The index type for CSR need only index nodes. It's the offsets (one per row) tha...

VHRanger · on Jan 5, 2021

Thanks for the correction. I was aware of the speed of distributed cluster reads, but I might be overestimating the speed of NVMe random seeks.

> The other issue is that NVMe is more expensive than DRAM

How are you calculating that?

When I upgraded my home server the other week, 16GB of DDR3-1600 cost nearly as much as 1TB of decently fast NVMe (HP SX920).

Would you still think an on-disk mmap'ed CSR graph library be useful for medium-scale usecases given modern SSDs? Or do you think such latencies kill any use

jedbrown · on Jan 5, 2021

Unless your data is at rest, you're paying for bandwidth, not capacity. SRAM > HBM > DRAM > NVMe when you're buying bandwidth. Seriously, when we have a low-latency network, the most cost-effective way to run some simulations and graph algorithms is out of L3 on EPYC (where mid-tier parts have over 1 TB/s at a fraction of the energy and cost of an A100/MI100).

Your NVMe quotes 3.2 GB/s, versus 25 GB/s (theoretical) for a stick of DDR4-3200 (which is in the same price range). A standard 2-socket EPYC server can give you 300 GB/s from DRAM, but you'd need several servers servers packed with NVMe to provide that bandwidth.

The rationale for persistent storage (like NVMe) as an algorithmic device is either (a) you need it to be persistent or (b) you have physical or algorithmic constraints that prevent you from using more parallelism and you're willing to pay 5-10x for the privilege of executing from NVMe.

VHRanger · on Jan 5, 2021

When you say "you're paying for XXX" you mean cloud prices (in terms of $ to complete a similar job)?

I was referring to running it on your own metal, but your argument might hold there.
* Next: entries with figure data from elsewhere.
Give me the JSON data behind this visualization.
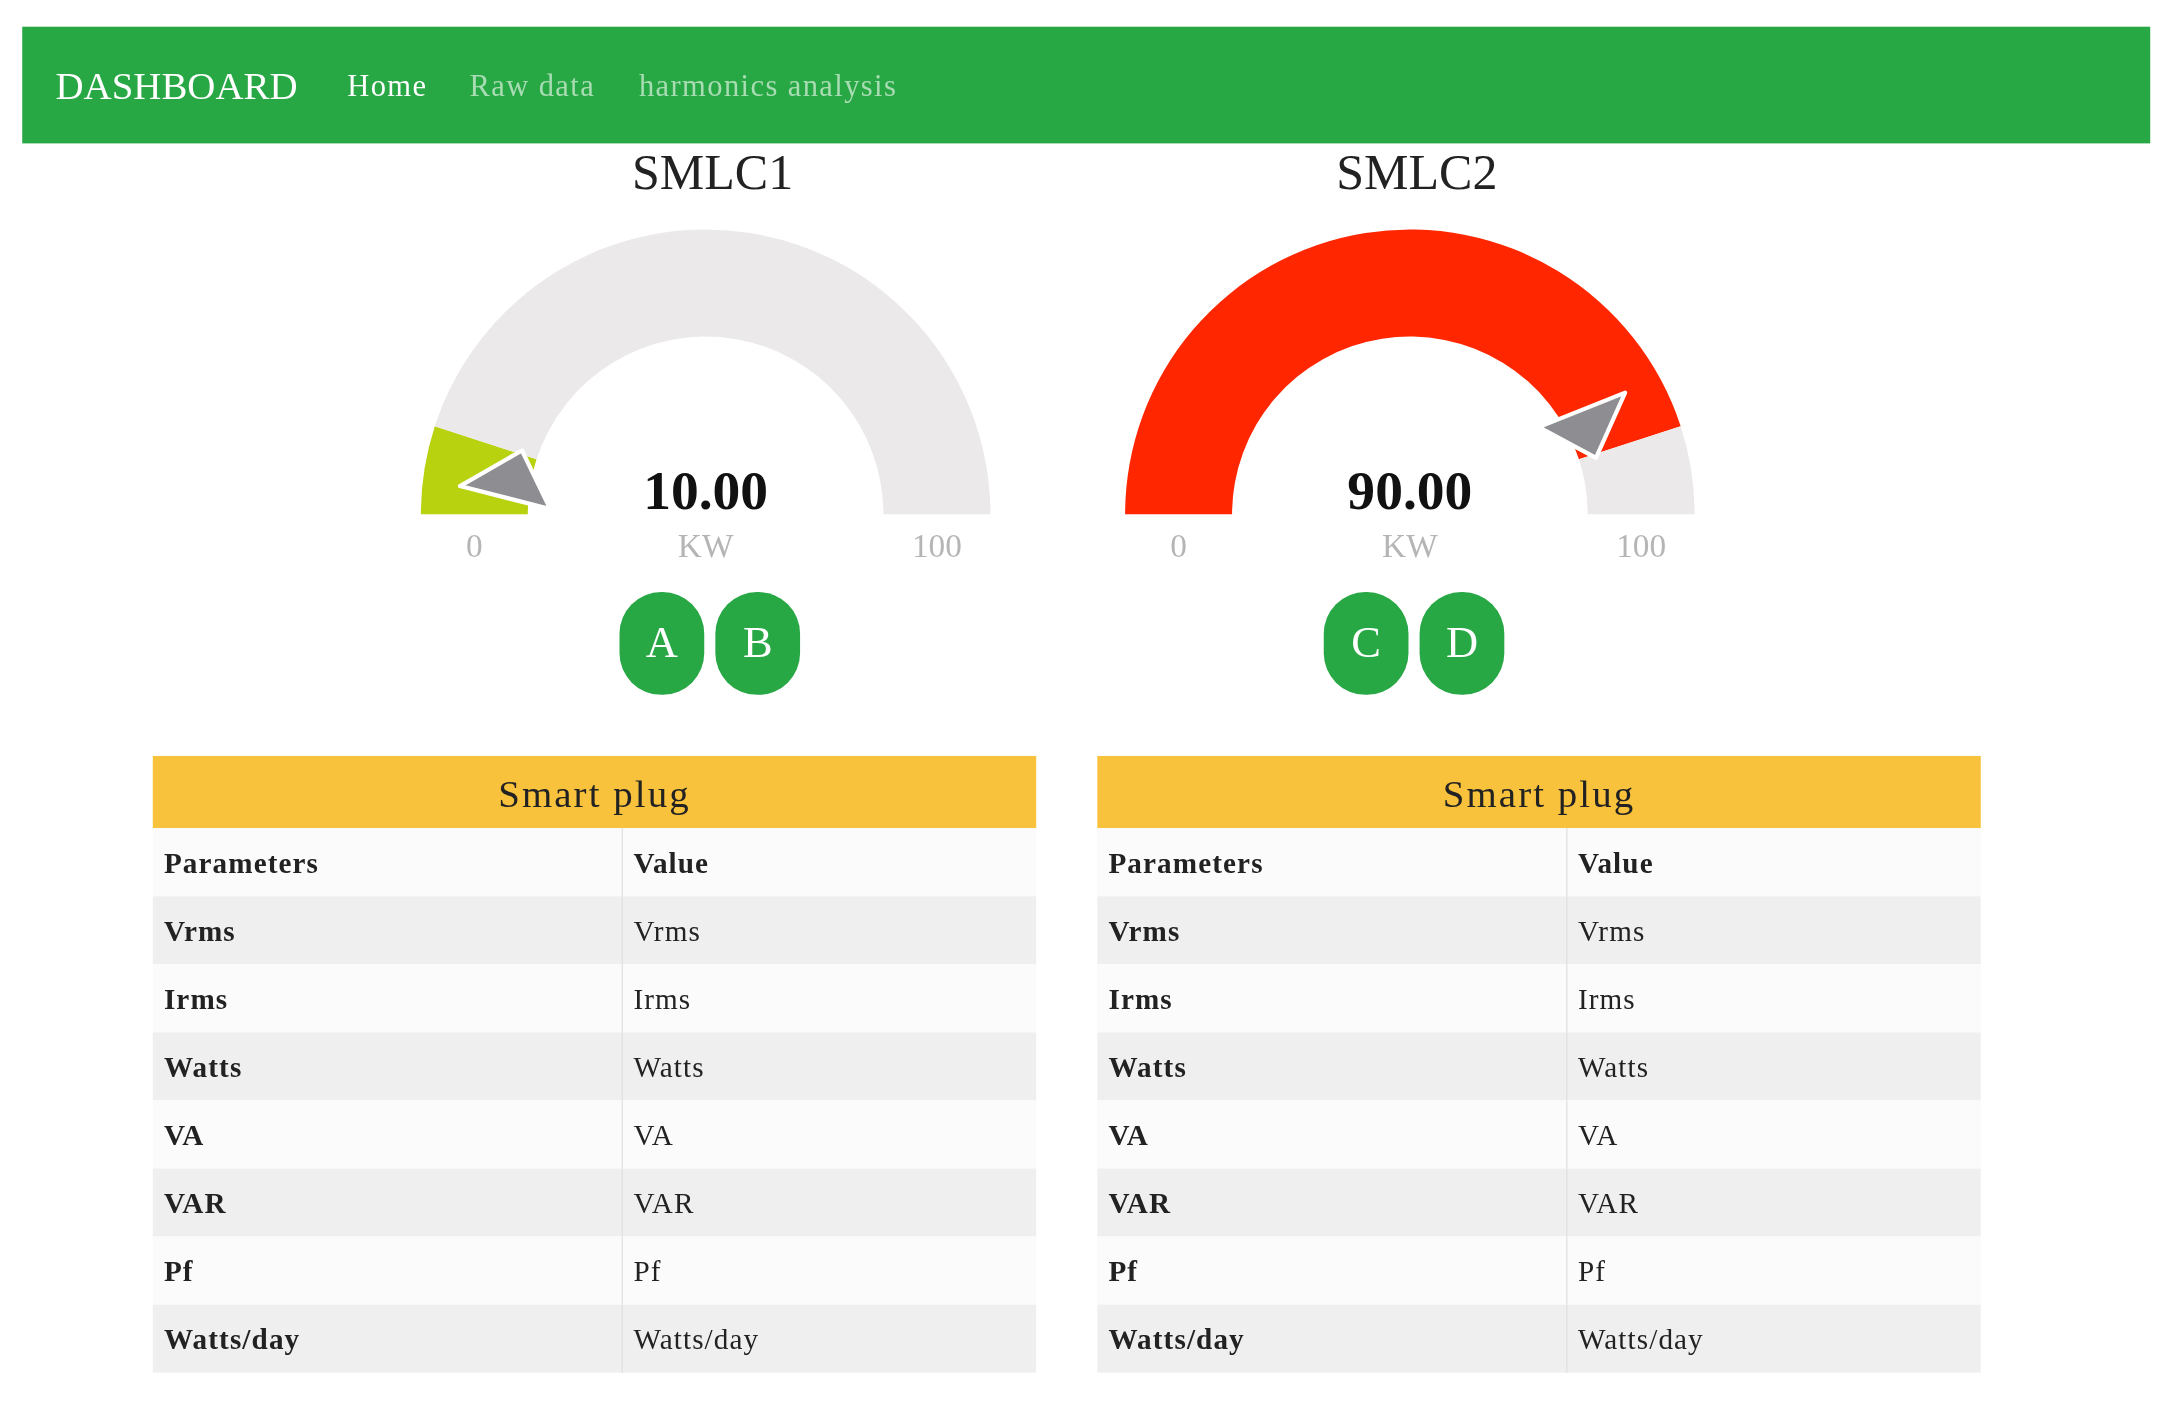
{
  "chart_data": [
    {
      "type": "other",
      "title": "DASHBOARD",
      "annotations": [
        "Home",
        "Raw data",
        "harmonics analysis"
      ]
    },
    {
      "type": "donut",
      "title": "SMLC1",
      "categories": [
        null,
        null
      ],
      "values": [
        10,
        90
      ],
      "colors": [
        "#b8d20f",
        "#ebe9ea"
      ],
      "annotations": [
        "10.00",
        "KW",
        "0",
        "100",
        "A",
        "B"
      ]
    },
    {
      "type": "donut",
      "title": "SMLC2",
      "categories": [
        null,
        null
      ],
      "values": [
        90,
        10
      ],
      "colors": [
        "#ff2600",
        "#ebe9ea"
      ],
      "annotations": [
        "90.00",
        "KW",
        "0",
        "100",
        "C",
        "D"
      ]
    },
    {
      "type": "other",
      "title": "Smart plug",
      "annotations": [
        "Parameters",
        "Value",
        "Vrms",
        "Vrms",
        "Irms",
        "Irms",
        "Watts",
        "Watts",
        "VA",
        "VA",
        "VAR",
        "VAR",
        "Pf",
        "Pf",
        "Watts/day",
        "Watts/day"
      ]
    },
    {
      "type": "other",
      "title": "Smart plug",
      "annotations": [
        "Parameters",
        "Value",
        "Vrms",
        "Vrms",
        "Irms",
        "Irms",
        "Watts",
        "Watts",
        "VA",
        "VA",
        "VAR",
        "VAR",
        "Pf",
        "Pf",
        "Watts/day",
        "Watts/day"
      ]
    }
  ]
}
Obviously from a cloud provider I'd just take a massive pile of RAM rather than NVMe drives.

jedbrown · on Jan 5, 2021

Cloud pricing is competitive and thus a good proxy for relative on-prem costs if you keep the on-prem hardware busy. If you want to buy the capability to run the job on-prem, but the hardware sits idle most of the time, then NVMe might be optimal. However, you should be aware that these constraints have greatly increased the cost of the job itself.

sischoel · on Jan 4, 2021

Yes, I had something mixed up here - you are completely right about CSR matrices, they should not use more memory than an adjacency list.